Why Can’t We Talk, But Fight? (1)





By Ali Bulac
July 26, 2015
The Quran states that Muslims work things out through a Shura council.
When Muslims intend to engage in work or an action, they must make a decision in consultation with others. Council and consultation have been key terms for the Islamists since the 19th century. Considering this understanding of “Shura,” Muslims affected by modernity inferred that democracy exists in Islam, though this analogical reasoning is open to discussion. However, there are other key terms that can enlighten us for the shaping of everyday social relationships and political order in the general sense; such as understanding, negotiation and agreement. As negotiation involves mutual consultation, it also involves common association of ideas, understanding one another, criticism, testing and bargain of ideas and views. That's why I think that Islam sets forth “deliberative politics”. Today, Muslims neither consult one another nor negotiate. Because they do not refer to these things, Muslims miss out on the blessings of the holy concepts of understanding and agreement.
Unfortunately, most common methods used by Muslims are “discussion and debate.” As it is well known, there is a sect in Islamic history called “followers of debate.” Both “Mutezile” (Separatists) and “Kelamcılar” (Rationalists) say that the name is an epithet used by those who oppose them. Those, who support understanding existence and religion with reference to rational and abstract concepts, face this accusation, because they take spirituality and rationality equally as points of reference. No matter how viewpoints and experiences occurred in history, we can say this with comfort: Discussion in Islam is negotiation, not debate. No matter how rational and intellectual concepts are essentially rational and abstract, the rational is considered to be prior to the spiritual, which is what is transferred to us by the Quran and accurate Sunna and as a result, an endeavour emerged to prove that every rational thing fits perfectly to the spiritual things. Key concepts like thinking, contemplation, comprehensive analysis, deliberation, meditation and consciousness do not point at a debate taking place in two different minds. These are all personal and they point at mental processes belonging to human's inner world. Discussion and debate appeals to a person's Nafs (desires), commands a swelling ego and a desire to win the debate. The platform where two different minds are not debating, but establishing dialogue and interactive relations, is the ground for negotiation.
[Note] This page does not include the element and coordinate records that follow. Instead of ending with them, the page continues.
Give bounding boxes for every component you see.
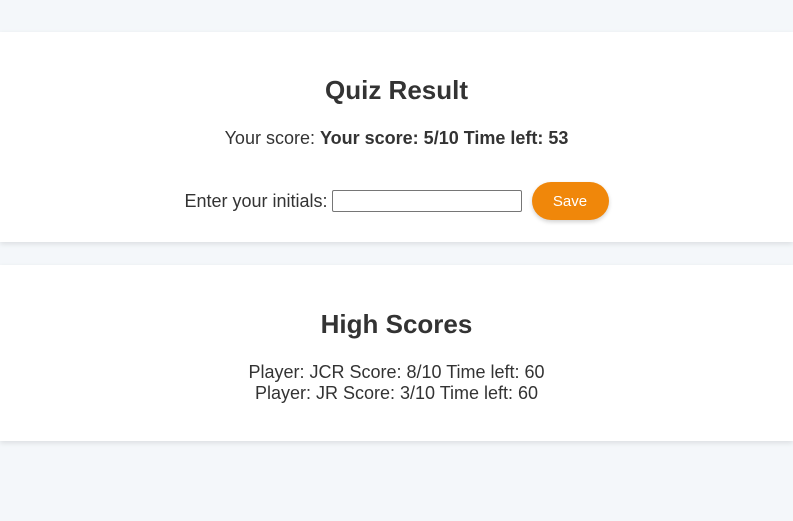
high-scores-list: Player: JCR Score: 8/10 Time left: 60 Pl… <box>0 362 793 404</box>
initials-form: Enter your initials: Save <box>0 182 793 220</box>
high-scores-card: High Scores Player: JCR Score: 8/10 Time… <box>0 265 793 441</box>
initials-input[interactable] <box>331 190 522 212</box>
list-item: Player: JR Score: 3/10 Time left: 60 <box>254 383 539 403</box>
initials-label: Enter your initials: <box>184 190 328 211</box>
high-scores-title: High Scores <box>320 309 473 339</box>
score-summary: Your score: Your score: 5/10 Time left: … <box>0 128 793 149</box>
score-value: Your score: 5/10 Time left: 53 <box>319 128 569 148</box>
quiz-result-card: Quiz Result Your score: Your score: 5/10… <box>0 32 793 242</box>
score-prefix: Your score: <box>224 128 315 148</box>
save-button[interactable]: Save <box>531 182 609 220</box>
quiz-result-title: Quiz Result <box>324 75 468 105</box>
list-item: Player: JCR Score: 8/10 Time left: 60 <box>248 362 545 382</box>
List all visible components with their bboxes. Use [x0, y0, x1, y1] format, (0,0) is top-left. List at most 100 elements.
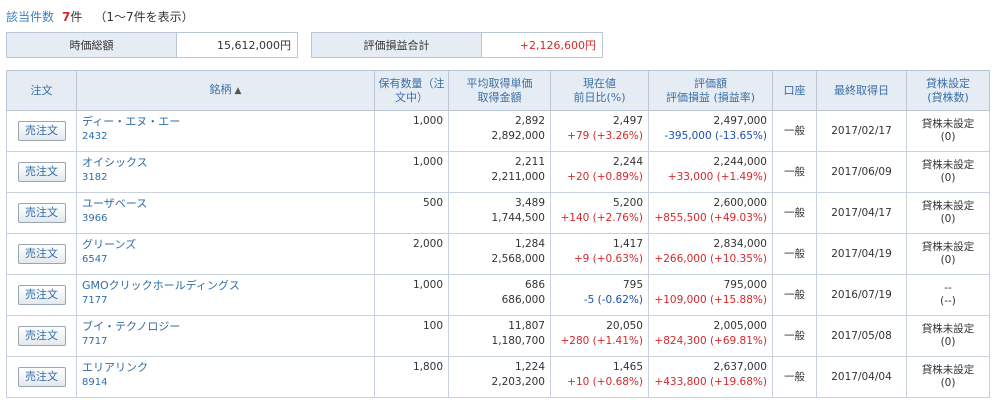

There Are Three Important Factors In Negotiation:
 Reminding, advising and interaction through interchange. In this respect, the Quran invites people, especially believers, to invocation; names itself as “Ez-Zikr” (the invoked). However, this is a form of argument that takes place between a Muslim mind and a mind that doesn't take Islamic revelations as reference. This ground might be wider than it is considered to be because the opposing mind will desire to make a point of contention out of your basic beliefs at first, followed by revelation itself and the righteousness of the Quran.
We have two options in front of us: Either you stay absolutely away from arguments like these, exercise influence over those who oppose you and those who don't think or believe in the same things as you, or engage in the discussion, having confidence in yourself and your religious references. Our most important thesis that shows an argument can worth be engaged with is the Quran's invitation to talk to those who oppose it, in order to prove their reasoning.